Dieudonné a remis une pièce dans la machine après le passage de Yossi Cohen chez Legend. Et difficile de faire semblant de ne pas voir le contraste. D’un côté, un humoriste venu exercer un droit de réponse après l’interview d’Élie Semoun. De l’autre, un ancien patron du Mossad invité à raconter son parcours dans les services de renseignement, avec au programme “attentats déjoués ou commandités”, “bipeurs explosifs” et “éliminations”. Même plateau, ambiance très différente.
Dieudonné résume la scène à sa manière : “Bel exemple du deux poids, deux mesures médiatique imposé en France.” Une phrase sèche, mais pas sortie de nulle part. Lors de son passage sur Legend, l’humoriste n’a pas eu droit au fauteuil confortable du récit de vie classique. Le cadre était verrouillé : droit de réponse, bandeaux d’avertissement, miniature sombre, ambiance lourde. Comme s’il fallait prévenir le public qu’un homme allait parler. Attention, danger : un humoriste approche.
Bel exemple du deux poids, deux mesures médiatique imposé en France. Lors du passage de Dieudonné en tant qu’humoriste chez Legend, un droit de réponse ultra-conditionné, avec des bandeaux d’avertissement, une miniature sombre et un éclairage style Dark Vador rouge.
Pour ce qui… pic.twitter.com/evcj8usP25
— Dieudonné Officiel (@MbalaDieudo) July 2, 2026
Chez Legend, deux décors pour deux mondes
Dieudonné insiste sur ce détail visuel, rarement innocent dans les médias : “un droit de réponse ultra-conditionné, avec des bandeaux d’avertissement, une miniature sombre et un éclairage style Dark Vador rouge ”. Quand l’invité vient du renseignement, raconte des opérations secrètes, des éliminations et des méthodes de service, là, curieusement, l’atmosphère se détend. Sourire, lumière propre, miniature soignée, ton presque admiratif. Le message envoyé est limpide : le sketch ferait plus peur que l’opération clandestine. C’est beau, la hiérarchie morale.
Dieudonné le formule sans détour :
“Pour ce qui est du passage d’une personne qui se vante de faire des assassinats, dont certains de présidents et de civils, de l’écoute téléphonique et de toutes autres activités illégales : grand sourire, miniature lumineuse, éclairage style Jedi.”
Évidemment, on expliquera que ce n’est pas pareil. Que l’un vient “témoigner”, que l’autre “divise”. Que le renseignement, les opérations spéciales et les éliminations relèvent du “parcours exceptionnel”, pendant qu’un humoriste, lui, doit rester sous surveillance symbolique. En France, visiblement, il est plus simple de raconter les coulisses d’un service secret que de laisser un comédien répondre tranquillement à ce qui a été dit sur lui.
Dieudonné, l’humoriste plus dangereux qu’un récit d’éliminations ?
Ce qui agace Dieudonné, ce n’est pas seulement d’avoir été invité dans un cadre spécial. C’est le réflexe médiatique autour de son nom. Il ne demande pas une haie d’honneur, ni un tapis rouge, ni une chorale à l’entrée du studio. Il pointe juste le traitement. Et ce traitement raconte quelque chose : certains profils ont droit à la complexité, d’autres seulement à l’avertissement.

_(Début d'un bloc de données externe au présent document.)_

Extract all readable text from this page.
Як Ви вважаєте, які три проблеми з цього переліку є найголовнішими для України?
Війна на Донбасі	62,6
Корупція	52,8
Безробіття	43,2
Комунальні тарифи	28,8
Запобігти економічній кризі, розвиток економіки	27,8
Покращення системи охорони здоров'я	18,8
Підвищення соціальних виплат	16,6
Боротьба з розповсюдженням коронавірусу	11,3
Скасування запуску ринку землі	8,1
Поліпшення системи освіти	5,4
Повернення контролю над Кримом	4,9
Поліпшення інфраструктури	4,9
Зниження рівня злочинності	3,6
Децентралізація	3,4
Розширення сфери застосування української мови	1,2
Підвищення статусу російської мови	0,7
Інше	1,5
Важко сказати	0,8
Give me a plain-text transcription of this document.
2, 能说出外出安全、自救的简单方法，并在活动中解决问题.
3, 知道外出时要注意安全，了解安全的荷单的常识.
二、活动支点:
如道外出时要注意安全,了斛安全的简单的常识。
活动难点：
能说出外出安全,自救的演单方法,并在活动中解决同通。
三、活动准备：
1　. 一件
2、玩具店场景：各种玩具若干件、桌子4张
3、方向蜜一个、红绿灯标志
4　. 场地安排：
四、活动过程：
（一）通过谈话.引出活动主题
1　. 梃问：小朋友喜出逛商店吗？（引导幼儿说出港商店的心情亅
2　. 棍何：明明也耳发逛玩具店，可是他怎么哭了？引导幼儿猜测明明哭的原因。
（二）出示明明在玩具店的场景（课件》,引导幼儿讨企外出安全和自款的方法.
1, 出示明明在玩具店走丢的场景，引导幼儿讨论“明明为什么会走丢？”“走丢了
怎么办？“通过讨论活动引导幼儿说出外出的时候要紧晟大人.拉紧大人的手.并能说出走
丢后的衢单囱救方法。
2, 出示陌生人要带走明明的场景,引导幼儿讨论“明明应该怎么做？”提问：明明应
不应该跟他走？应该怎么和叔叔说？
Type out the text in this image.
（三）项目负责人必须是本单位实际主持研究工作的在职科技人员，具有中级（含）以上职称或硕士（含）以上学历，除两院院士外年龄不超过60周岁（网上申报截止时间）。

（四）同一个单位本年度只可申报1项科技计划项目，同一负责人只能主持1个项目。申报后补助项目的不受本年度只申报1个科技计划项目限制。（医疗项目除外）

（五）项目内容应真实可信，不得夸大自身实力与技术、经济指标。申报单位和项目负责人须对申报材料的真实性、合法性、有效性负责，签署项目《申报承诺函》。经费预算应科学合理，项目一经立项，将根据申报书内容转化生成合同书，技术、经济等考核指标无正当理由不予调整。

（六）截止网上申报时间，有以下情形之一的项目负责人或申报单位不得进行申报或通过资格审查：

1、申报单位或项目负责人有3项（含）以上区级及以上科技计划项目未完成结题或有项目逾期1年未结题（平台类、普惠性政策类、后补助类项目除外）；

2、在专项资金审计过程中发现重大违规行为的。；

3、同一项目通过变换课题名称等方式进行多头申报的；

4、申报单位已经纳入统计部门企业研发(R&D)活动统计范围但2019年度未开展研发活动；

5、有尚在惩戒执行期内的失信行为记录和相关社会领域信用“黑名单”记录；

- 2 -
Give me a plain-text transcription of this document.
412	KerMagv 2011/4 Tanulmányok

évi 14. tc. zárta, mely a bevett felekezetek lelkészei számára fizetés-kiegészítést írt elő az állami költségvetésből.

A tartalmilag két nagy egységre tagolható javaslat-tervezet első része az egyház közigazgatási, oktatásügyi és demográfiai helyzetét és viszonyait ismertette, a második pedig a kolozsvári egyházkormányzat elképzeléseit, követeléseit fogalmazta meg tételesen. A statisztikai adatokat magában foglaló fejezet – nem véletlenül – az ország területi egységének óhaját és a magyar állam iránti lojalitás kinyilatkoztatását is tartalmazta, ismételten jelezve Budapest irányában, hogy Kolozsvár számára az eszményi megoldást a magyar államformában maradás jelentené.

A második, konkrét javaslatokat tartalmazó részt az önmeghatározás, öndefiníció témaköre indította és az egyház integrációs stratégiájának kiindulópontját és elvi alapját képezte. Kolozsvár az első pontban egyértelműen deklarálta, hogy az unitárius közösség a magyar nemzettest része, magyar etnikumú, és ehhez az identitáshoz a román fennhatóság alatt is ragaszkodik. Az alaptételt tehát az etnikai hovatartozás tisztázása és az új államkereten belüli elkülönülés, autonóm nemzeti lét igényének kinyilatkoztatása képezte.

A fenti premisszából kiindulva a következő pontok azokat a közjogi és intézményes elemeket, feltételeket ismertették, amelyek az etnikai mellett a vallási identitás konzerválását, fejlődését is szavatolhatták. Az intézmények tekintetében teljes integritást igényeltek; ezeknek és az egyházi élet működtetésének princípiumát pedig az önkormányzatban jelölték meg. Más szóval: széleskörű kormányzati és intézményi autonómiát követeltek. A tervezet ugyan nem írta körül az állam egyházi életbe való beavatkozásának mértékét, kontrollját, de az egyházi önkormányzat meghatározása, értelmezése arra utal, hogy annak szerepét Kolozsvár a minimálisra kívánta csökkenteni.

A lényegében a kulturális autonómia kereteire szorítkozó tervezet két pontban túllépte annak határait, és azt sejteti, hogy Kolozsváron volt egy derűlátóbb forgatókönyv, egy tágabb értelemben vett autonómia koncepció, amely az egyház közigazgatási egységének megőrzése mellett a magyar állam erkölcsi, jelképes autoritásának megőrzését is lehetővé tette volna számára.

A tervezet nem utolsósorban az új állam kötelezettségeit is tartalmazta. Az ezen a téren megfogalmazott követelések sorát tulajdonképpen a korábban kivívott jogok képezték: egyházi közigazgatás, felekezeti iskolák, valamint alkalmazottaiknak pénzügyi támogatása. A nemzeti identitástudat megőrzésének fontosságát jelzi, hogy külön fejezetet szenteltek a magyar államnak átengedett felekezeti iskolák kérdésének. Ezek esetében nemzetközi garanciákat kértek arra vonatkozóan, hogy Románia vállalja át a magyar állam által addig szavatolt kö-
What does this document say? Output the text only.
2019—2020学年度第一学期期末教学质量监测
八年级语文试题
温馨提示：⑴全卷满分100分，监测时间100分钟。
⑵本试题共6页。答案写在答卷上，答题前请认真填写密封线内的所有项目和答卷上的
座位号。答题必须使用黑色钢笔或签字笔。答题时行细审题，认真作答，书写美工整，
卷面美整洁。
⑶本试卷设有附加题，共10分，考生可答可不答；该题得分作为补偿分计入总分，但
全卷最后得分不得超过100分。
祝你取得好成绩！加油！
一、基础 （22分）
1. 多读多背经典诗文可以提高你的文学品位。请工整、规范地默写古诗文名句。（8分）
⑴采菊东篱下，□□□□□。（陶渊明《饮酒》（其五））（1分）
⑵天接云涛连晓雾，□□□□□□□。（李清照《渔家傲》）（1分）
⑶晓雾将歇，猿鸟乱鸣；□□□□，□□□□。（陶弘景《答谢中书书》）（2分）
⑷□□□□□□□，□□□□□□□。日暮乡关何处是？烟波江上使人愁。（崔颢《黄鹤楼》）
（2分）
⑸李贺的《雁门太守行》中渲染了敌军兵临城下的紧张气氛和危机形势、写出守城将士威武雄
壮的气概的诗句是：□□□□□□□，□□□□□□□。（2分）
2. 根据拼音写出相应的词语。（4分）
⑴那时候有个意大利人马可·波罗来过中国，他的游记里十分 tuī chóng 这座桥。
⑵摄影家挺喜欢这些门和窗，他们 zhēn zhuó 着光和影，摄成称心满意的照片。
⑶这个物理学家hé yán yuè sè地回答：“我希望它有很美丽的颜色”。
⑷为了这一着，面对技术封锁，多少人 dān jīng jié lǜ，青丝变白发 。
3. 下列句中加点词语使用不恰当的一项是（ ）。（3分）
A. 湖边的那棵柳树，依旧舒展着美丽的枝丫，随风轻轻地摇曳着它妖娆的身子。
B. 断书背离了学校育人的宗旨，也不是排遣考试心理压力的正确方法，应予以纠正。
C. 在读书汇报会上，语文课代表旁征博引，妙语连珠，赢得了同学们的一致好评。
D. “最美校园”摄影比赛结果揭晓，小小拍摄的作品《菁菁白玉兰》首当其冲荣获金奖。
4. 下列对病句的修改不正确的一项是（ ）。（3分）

Dans son message, il lâche cette comparaison assassine :
“Déjà, les violeurs, pédophiles et meurtriers étaient mieux accueillis que Dieudo, l’humoriste qui fait des sketchs. Maintenant, même des bras droits sanguinaires ou des criminels de guerre, c’est tranquille par rapport à Dieudo.”
Le plus drôle, ou le plus triste, c’est que le passage de Dieudonné chez Legend n’a pas été un échec d’audience. Loin de là. Son passage avait explosé les compteurs, preuve que le public, lui, n’avait pas besoin qu’on lui tienne la main avec un panneau “attention”. Dieudonné rappelle d’ailleurs que cette première vidéo a atteint “6,5 millions de vues”. Malgré ça, pas de format classique. Pas de normalité. Juste une invitation sous emballage spécial, comme un produit dangereux en rayon.
Au fond, Dieudonné ne découvre rien. Il rappelle seulement que la télévision, les podcasts et les grands formats aiment les rebelles bien rangés, les confessions bien éclairées et les invités « dangereux » seulement quand ils entrent dans la bonne case. Pour les autres, on sort les bandeaux, les filtres sombres et les mines graves. C’est la liberté d’expression version vitrine : très belle de l’extérieur, beaucoup moins pratique quand on essaie d’entrer.